The warrior turned and pursued the sylphs.
They moved in a swirling nexus, creatures of air and invisible beauty, unable to hold on to physical form for more than mere moments. In those moments, one might catch a glimpse of a face neither male nor female, of hair long and streaming, of eyes dark beyond existence, like a storm’s gale. They were huge and they were small, beings of wind and sound.
And they loved mortals with a dangerous love; as the cold moon must love the fiery sun for its heat; as the ever-changing sea must love the stolid shore for its sameness; as a man must love a woman, so the sylphs loved the dirt-bound mortals and called them into their wild games so that they might touch mortal hair, might feel mortal limbs, might hear mortal voices rising in chorus with their own.
To these aerial beings, the most inexplicable and beautiful mystery of all was mortal death.

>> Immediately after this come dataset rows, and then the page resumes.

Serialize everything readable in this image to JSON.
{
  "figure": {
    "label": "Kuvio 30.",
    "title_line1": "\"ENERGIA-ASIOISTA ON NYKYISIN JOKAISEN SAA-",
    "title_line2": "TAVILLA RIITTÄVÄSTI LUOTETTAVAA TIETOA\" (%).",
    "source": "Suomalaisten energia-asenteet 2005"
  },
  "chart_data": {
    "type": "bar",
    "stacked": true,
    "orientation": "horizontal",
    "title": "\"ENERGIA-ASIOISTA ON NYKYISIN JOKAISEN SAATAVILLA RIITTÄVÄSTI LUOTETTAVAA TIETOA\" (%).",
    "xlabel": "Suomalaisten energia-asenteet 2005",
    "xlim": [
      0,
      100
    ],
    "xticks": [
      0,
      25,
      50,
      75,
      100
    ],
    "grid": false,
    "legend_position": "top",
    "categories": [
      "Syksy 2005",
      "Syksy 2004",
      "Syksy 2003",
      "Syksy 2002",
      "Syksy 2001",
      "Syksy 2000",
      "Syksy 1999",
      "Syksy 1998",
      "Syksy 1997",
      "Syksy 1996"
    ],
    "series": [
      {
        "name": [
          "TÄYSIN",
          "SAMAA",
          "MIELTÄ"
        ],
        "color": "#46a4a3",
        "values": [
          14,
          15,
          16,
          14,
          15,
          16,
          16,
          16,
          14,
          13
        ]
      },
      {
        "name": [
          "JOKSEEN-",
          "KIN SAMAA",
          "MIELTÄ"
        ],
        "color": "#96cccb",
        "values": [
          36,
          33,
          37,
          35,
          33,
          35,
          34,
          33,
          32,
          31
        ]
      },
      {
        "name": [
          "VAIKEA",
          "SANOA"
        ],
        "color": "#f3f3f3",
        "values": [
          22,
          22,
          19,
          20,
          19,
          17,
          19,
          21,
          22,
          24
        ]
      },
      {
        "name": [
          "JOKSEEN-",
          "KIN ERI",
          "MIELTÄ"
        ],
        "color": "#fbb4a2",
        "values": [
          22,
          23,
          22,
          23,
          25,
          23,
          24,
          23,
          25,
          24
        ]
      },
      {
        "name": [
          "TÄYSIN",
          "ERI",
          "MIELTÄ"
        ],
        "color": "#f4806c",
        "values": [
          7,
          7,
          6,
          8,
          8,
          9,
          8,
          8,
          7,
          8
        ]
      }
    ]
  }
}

They pulled and pushed their captives in fey patterns only to watch them fall down, exhausted, battered, and, finally, dead.
The warrior had seen it before. He had come upon hosts of sylphs, each one rendered no bigger than a spring morning’s whisper, gathered about the corpse of some luckless mortal, touching its still face with their wisps of fingers and asking one another, “Why does it no longer dance? Why does it no longer sing?”
It was their foolish way. The warrior had long since learned to ignore them.
But he could not ignore the scent of the Crescent Land.
“Come, fickle, fleeting, Fiery Fair,
Come and join our dance!
We’ll run our fingers through your hair;
We’ll dance beyond all thought or care!
Come, and in our wildness share
And leave your life to chance!”
So sang the strange voices of the sylph in their manic but beautiful song. The warrior chased it, following his ears and his nose, and at length he caught glimpses of the sylphs themselves, their faces reminiscent of a man’s but more like a bird’s, or perhaps both at once. When he could see nothing else of them, he could still discern the signs of their passing: the wind-tossed branches, the trembling of the trees. The air became thick in their wake, filling with mist in the sudden stillness so that the warrior became nearly blind in his pursuit.